Pineau d'Aunis can be made into a wide range of wine styles from red, rosé to white and in both still and sparkling styles.
According to Master of Wine Jancis Robinson, Pineau d'Aunis as a red wine tends to produce slightly tannic wines and with all styles can contribute noticeable acidity and white pepper notes.
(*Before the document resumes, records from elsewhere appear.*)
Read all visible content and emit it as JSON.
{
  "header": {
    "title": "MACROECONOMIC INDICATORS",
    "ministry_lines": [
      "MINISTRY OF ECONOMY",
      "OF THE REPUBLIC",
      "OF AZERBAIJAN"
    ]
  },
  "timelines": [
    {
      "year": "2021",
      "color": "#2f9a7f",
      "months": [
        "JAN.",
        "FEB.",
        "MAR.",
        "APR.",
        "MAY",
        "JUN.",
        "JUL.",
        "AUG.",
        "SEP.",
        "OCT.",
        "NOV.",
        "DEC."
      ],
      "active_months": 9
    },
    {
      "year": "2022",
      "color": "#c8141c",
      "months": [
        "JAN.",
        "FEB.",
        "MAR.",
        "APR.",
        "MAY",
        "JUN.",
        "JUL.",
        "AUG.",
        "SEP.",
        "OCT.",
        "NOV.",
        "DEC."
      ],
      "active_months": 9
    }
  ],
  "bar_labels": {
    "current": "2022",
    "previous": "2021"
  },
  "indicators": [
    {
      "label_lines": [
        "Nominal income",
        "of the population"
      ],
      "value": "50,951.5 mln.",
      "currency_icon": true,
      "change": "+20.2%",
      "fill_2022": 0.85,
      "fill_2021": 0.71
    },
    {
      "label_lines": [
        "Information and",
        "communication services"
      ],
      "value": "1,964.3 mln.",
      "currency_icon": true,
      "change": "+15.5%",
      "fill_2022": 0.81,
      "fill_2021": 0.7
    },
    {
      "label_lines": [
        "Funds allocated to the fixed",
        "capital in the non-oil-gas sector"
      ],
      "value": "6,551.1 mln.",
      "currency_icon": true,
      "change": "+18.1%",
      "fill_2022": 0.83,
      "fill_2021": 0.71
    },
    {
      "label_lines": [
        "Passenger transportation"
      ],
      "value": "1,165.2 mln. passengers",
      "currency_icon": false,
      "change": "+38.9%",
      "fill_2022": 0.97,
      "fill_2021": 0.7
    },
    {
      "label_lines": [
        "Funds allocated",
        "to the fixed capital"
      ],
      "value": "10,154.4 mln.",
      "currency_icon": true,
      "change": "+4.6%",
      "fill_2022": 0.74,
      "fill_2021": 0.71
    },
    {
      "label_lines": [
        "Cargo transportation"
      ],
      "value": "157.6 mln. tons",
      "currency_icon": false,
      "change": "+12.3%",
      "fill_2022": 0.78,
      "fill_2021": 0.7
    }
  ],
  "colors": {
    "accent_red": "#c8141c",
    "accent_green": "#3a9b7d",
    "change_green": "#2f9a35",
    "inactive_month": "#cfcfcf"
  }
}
Richard Kelley notes that the quality of varietal Pineau d'Aunis will depend heavily on the type of yields that the grape was harvested at, as well as the age of the vines. Well made examples of red Pineau d'Aunis from favorable vintages will have the characteristic white pepper note of the variety as cherry, raspberry and strawberry fruit flavor and sometimes kirsch and confit notes. Long, slow fermentations at cool temperatures (around 20 °C/68 °F) will help to extract aromas that don't stray "baked" fruit flavors. The low phenolics and anthocyanin content can make color extraction difficult, though this can be enhanced with both blending as well as "bleeding off" (saignée) some of the juice to more concentrate the must.

==Synonyms==
Over the years Pineau d'Aunis has been known under a variety of synonyms including: Aunis (in Loir-et-Cher), Brune Noir, Chenin Noir (in some parts of the Loire Valley and California), Côt á Bourgeon blanc, Côt á Queue Rouge, Gros Pineau, Gros Véronais, Kek Chenin, La Brune Noire, Mançais Noir, Pineau, Pinot d´Aunis, Plant d´Aunis (in Loir-et-Cher and Maine-et-Loir), Plant de Mayet (in Sarthe) and Shenen nor.